After having their first son in 1944, the family relocated to California. The Walkers had two more children in the years after their relocation. Henry worked as a bricklayer and a hod carrier up until his illness, and the family lived in poverty. Marie then decided to become a nurse in order to help the family. Henry died in 1959, and Marie wed Jacob Johnson in February 1967. She continued to go by Marie Walker Johnson after that, even after the couple’s divorce in June 1970.

Years of discriminatory housing and employment practices made Black Oaklanders poorer and concentrated them in fewer regions of the city, including the communities where Johnson lived. As a result, some of her Black neighbors started a little newspaper called The Flatlands in an effort to unite the underprivileged, give them a voice for their problems, and motivate them to take action. The Flatlands regularly discussed Johnson’s activism and published several of her writings. For the Black Panther, the publication of the Black Panther Party, she also contributed articles. The demeaning treatment Black people get at the hands of the police was a recurring issue in her writing.

Numerous East Bay and Oakland-based organizations, such as the regional Welfare Rights Organization, Citizens for Equal Opportunity, and the Ralph S. Williams Campaign Committee, all employed Marie Walker Johnson as its secretariat. She also joined Black Strike for Justice and grew older within the Black Panther Party. She also served as the first secretary of Blacks Unified to Motivate Progress and was a founding member of the Committee for Children (BUMP). Johnson served as the program coordinator for the 1967 Juneteenth Freedom Festival, which BUMP produced. She also took part in the 1967 Stop the Draft Week event, where she was physically assaulted by police.

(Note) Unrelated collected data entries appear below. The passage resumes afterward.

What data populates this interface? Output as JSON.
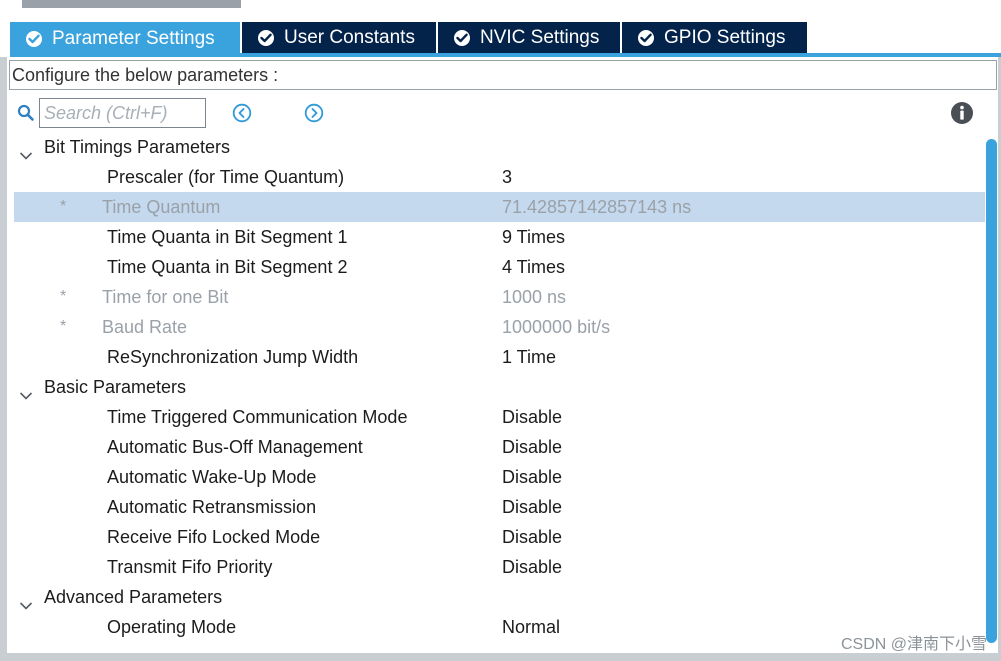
{
  "tabs": [
    {
      "label": "Parameter Settings",
      "active": true
    },
    {
      "label": "User Constants",
      "active": false
    },
    {
      "label": "NVIC Settings",
      "active": false
    },
    {
      "label": "GPIO Settings",
      "active": false
    }
  ],
  "configure_text": "Configure the below parameters :",
  "search": {
    "placeholder": "Search (Ctrl+F)",
    "value": ""
  },
  "icons": {
    "search": "search-icon",
    "prev": "chevron-left-circle-icon",
    "next": "chevron-right-circle-icon",
    "info": "info-icon",
    "tab_status": "check-circle-icon",
    "group_toggle": "chevron-down-icon"
  },
  "groups": [
    {
      "name": "Bit Timings Parameters",
      "params": [
        {
          "name": "Prescaler (for Time Quantum)",
          "value": "3",
          "readonly": false,
          "selected": false
        },
        {
          "name": "Time Quantum",
          "value": "71.42857142857143 ns",
          "readonly": true,
          "selected": true
        },
        {
          "name": "Time Quanta in Bit Segment 1",
          "value": "9 Times",
          "readonly": false,
          "selected": false
        },
        {
          "name": "Time Quanta in Bit Segment 2",
          "value": "4 Times",
          "readonly": false,
          "selected": false
        },
        {
          "name": "Time for one Bit",
          "value": "1000 ns",
          "readonly": true,
          "selected": false
        },
        {
          "name": "Baud Rate",
          "value": "1000000 bit/s",
          "readonly": true,
          "selected": false
        },
        {
          "name": "ReSynchronization Jump Width",
          "value": "1 Time",
          "readonly": false,
          "selected": false
        }
      ]
    },
    {
      "name": "Basic Parameters",
      "params": [
        {
          "name": "Time Triggered Communication Mode",
          "value": "Disable",
          "readonly": false,
          "selected": false
        },
        {
          "name": "Automatic Bus-Off Management",
          "value": "Disable",
          "readonly": false,
          "selected": false
        },
        {
          "name": "Automatic Wake-Up Mode",
          "value": "Disable",
          "readonly": false,
          "selected": false
        },
        {
          "name": "Automatic Retransmission",
          "value": "Disable",
          "readonly": false,
          "selected": false
        },
        {
          "name": "Receive Fifo Locked Mode",
          "value": "Disable",
          "readonly": false,
          "selected": false
        },
        {
          "name": "Transmit Fifo Priority",
          "value": "Disable",
          "readonly": false,
          "selected": false
        }
      ]
    },
    {
      "name": "Advanced Parameters",
      "params": [
        {
          "name": "Operating Mode",
          "value": "Normal",
          "readonly": false,
          "selected": false
        }
      ]
    }
  ],
  "readonly_marker": "*",
  "watermark": "CSDN @津南下小雪",
  "colors": {
    "tab_bg": "#03234b",
    "tab_active_bg": "#3aa3de",
    "selected_row_bg": "#c4d8ee",
    "readonly_text": "#9aa1a8",
    "accent": "#3aa3de"
  }
}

Johnson was a founding member of Woman Power, a revolutionary feminist anti-war organization that said that the United States government had “renounced its authority to rule” and advocated for revolution.

Marie Walker Johnson passed away in 1974 at the age of 53 after spending her entire life helping the less fortunate in her neighborhood. She is interred in the Saint Joseph Catholic Cemetery in San Pablo, California, near to her first husband, Henry Walker.